The culture industry means that eventually all spaces that purport to some kind of radicality will slip into the clutches of the commercial backers who desperately want to milk whatever they can out of a world they don't understand. The DIY gets packaged in a client-friendly facade, and the original spirit of the thing is subsumed in the profit margins.
After all, punk ideals are great and everything, but they're a bit easier to sell when they come with stratified wristband releases and a corporate sponsor.
Walk around any city for long enough and you'll eventually come across a series of dog-eared and tatty posters for club nights that have come and gone. You might have heard of the majority of the DJs on the bill. "Oh," you say, scanning across the impeccably and minimally designed poster, "I like all those DJs, and I'd like to see them all on the same night." Scrolling down, you spot the venue. "Brilliant," you say, "it's being held at one of those warehouses that other reputable promoters use, that's good, that ensures a basic level of safety, if not comfort." The bottom inch of the poster's entire width is taken up with the intentionally small sized logos of a raft of media and associated partners. "Yes," you think, "radical club culture should come with the cosign of a massive beer brand, and where better to stock the alcoholic monolith's drinkable portfolio than at an 'unconventional' venue which won't have a traditional bar set up."
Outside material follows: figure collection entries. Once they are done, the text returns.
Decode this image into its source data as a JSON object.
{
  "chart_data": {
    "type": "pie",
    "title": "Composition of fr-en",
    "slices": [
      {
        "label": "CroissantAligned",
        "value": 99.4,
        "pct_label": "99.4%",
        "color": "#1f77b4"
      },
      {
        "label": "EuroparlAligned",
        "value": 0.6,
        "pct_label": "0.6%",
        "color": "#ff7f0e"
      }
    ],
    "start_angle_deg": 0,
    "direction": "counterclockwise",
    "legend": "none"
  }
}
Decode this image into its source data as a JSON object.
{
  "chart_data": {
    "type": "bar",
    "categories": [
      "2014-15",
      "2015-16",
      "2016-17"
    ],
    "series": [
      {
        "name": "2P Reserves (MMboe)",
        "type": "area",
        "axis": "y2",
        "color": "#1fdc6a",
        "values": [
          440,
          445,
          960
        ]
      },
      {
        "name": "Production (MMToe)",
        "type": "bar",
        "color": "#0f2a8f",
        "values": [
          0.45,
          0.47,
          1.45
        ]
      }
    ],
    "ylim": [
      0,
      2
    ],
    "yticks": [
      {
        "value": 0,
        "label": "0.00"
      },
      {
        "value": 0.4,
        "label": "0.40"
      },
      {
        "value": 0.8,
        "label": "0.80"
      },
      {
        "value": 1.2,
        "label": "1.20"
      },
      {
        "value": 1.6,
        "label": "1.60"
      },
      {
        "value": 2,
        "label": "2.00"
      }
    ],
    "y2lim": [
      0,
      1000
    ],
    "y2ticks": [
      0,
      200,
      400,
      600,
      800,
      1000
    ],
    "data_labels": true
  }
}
In assuming that warehouses hold some special significance, we are readily and actively applying yet another coast of nostalgic varnish to a structure that looks, under the surface, set to crumble and rot at any minute. The warehouse is another space that's been commodified out of all proportion, standing as little more than monuments to a past most of us can't remember, or weren't even alive for.
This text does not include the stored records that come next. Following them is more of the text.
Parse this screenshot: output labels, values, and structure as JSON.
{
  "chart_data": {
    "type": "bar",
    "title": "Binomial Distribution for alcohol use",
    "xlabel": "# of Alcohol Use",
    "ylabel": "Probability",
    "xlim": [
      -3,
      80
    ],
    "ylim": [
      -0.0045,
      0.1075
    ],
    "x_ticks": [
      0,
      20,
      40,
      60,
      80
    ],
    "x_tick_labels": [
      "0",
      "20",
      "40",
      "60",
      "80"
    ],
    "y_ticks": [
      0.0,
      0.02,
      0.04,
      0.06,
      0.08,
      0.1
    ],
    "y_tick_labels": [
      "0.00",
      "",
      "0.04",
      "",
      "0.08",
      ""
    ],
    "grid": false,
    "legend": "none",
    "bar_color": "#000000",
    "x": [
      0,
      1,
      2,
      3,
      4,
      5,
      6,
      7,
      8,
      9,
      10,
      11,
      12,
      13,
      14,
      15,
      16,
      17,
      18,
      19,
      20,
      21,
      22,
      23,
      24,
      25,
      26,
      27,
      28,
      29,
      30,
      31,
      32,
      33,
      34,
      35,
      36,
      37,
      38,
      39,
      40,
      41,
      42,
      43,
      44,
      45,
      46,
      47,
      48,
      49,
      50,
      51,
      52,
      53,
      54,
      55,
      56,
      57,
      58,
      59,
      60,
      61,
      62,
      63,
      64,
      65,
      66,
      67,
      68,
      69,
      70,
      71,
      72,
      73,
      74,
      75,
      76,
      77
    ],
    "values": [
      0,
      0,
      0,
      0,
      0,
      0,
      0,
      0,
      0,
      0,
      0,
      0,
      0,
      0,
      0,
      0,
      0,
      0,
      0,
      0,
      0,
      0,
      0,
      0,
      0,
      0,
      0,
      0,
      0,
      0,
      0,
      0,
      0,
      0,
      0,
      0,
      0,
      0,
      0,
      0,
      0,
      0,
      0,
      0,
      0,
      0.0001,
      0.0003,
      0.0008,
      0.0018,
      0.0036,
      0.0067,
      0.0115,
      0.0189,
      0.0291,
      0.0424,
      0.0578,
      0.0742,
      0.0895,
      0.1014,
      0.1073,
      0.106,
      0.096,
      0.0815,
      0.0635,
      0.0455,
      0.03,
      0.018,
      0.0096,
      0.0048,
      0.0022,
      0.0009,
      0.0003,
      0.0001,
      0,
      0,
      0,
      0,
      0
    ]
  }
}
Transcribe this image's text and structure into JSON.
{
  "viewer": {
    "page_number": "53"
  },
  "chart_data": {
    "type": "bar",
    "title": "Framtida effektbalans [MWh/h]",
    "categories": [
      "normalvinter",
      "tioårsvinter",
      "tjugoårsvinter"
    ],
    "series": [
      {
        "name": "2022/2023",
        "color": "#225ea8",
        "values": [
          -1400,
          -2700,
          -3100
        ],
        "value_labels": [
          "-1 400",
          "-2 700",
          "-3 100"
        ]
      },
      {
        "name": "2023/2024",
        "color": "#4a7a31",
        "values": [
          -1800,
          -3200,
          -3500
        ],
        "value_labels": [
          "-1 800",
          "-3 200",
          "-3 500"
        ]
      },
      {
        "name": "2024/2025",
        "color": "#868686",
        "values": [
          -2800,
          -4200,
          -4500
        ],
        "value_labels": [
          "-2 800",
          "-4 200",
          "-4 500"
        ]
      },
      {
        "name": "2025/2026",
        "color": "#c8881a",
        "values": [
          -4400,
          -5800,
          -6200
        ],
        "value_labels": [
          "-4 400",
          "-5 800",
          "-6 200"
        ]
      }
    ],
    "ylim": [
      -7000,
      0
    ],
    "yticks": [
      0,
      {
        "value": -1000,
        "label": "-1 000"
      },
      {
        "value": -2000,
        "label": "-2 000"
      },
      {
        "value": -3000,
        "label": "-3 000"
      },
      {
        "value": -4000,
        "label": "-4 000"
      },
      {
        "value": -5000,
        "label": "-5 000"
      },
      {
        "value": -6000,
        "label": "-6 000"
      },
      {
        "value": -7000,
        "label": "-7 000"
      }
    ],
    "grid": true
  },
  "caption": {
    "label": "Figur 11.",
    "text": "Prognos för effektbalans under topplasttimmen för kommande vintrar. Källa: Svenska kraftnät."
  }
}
The same thing happened to the wide open fields of yore; it turned out that you could quite easily get people to exchange money to stand on scrubby patches of grass, listening to music beamed out from half a mile away, sipping on overpriced and watered-down paper cups half-filled with the lukewarm dregs of a nearly-done barrel of lager. In fact, they'd pay through the nose for it. They'd make this communion of commerce a primary form of socialisation, and they'd even fly halfway around the world to stand in another field, in another country, watching the same DJs, drinking the same drinks, pumping the same cash into the same one armed bandits over and over again.
It turned out that the warehouse, cloaked in darkness, imbued with an edgy history, was just as profitable, too.